Caroline O’Donovan reports for Buzzfeed that named plaintiff Douglas O’Connor is among those who have filed objections to the proposed settlement in O’Connor v. Uber, the federal class action challenging the classification of Uber drivers as independent contractors. O’Connor “is removing his name from the landmark class-action suit for which he was a key plaintiff. He is also replacing Shannon Liss-Riordan, his legal counsel and architect of what he describes as a “disastrous” settlement, with L.A. lawyers Mark Geragos and Brian Kabateck.” O’Connor’s full Declaration can be found here.
The objectors and Liss-Riordan dispute the reasonableness of the proposed settlement. O’Connor contends that “under the agreement, Uber drivers are being sold out and shortchanged by billions of dollars while sacrificing the determination of their classification as employees. Additionally, while the settlement includes a nonmonetary component, those provisions will expire after only two years and serve as mere window dressing for an otherwise deficient agreement.” Wired further notes that “as part of the settlement process, other drivers in the class have  filed numerous objections with the court over the last month, disputing matters such as how reimbursement costs have been computed and Uber’s disproportionate control over their actions on the job.”
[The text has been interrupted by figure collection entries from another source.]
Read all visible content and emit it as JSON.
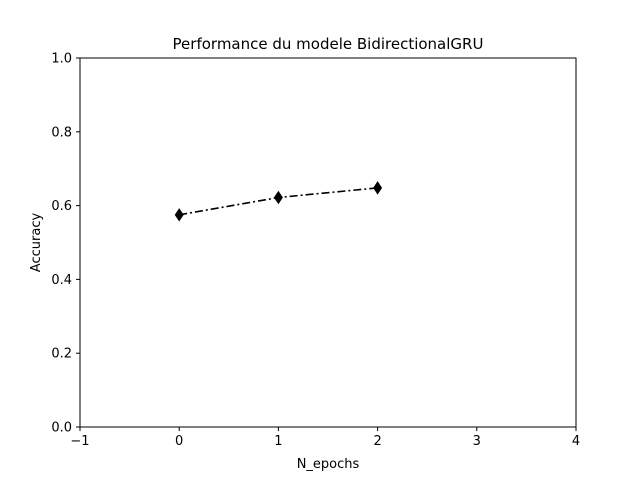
{
  "chart_data": {
    "type": "line",
    "title": "Performance du modele BidirectionalGRU",
    "xlabel": "N_epochs",
    "ylabel": "Accuracy",
    "xlim": [
      -1,
      4
    ],
    "ylim": [
      0.0,
      1.0
    ],
    "xticks": [
      -1,
      0,
      1,
      2,
      3,
      4
    ],
    "xtick_labels": [
      "−1",
      "0",
      "1",
      "2",
      "3",
      "4"
    ],
    "yticks": [
      0.0,
      0.2,
      0.4,
      0.6,
      0.8,
      1.0
    ],
    "ytick_labels": [
      "0.0",
      "0.2",
      "0.4",
      "0.6",
      "0.8",
      "1.0"
    ],
    "grid": false,
    "series": [
      {
        "x": [
          0,
          1,
          2
        ],
        "y": [
          0.575,
          0.622,
          0.648
        ],
        "color": "#000000",
        "line_style": "dash-dot",
        "marker": "thin-diamond"
      }
    ]
  }
}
Liss-Riordan continues to defend the adequacy and significance of the proposed settlement. In a previous statement, she outlined the “very significant changes that will improve work conditions for Uber drivers” in addition to the $84 to $100 million monetary settlement, including but not limited to protections against at-will driver termination, the formation of driver associations, and the ability of drivers to actively solicit tips. She believes that “the settlement we have been able to negotiate for Uber drivers throughout California and Massachusetts provides significant benefits – both monetary and non-monetary – that will improve the work lives of the drivers and justifies this compromise result (which will not result in the drivers being reclassified).”
Additionally, Liss-Riordan has stressed that absent a settlement, an appellate court may have invalidated Judge Edward Chen’s expansive class certification finding Uber’s driver arbitration clauses unenforceable. As we’ve previously noted, “three other federal cases were recently dismissed by federal district judges who enforced Uber’s mandatory arbitration clauses.”
OnLabor will continue to monitor developments as the proposed settlement awaits approval or rejection by Judge Chen.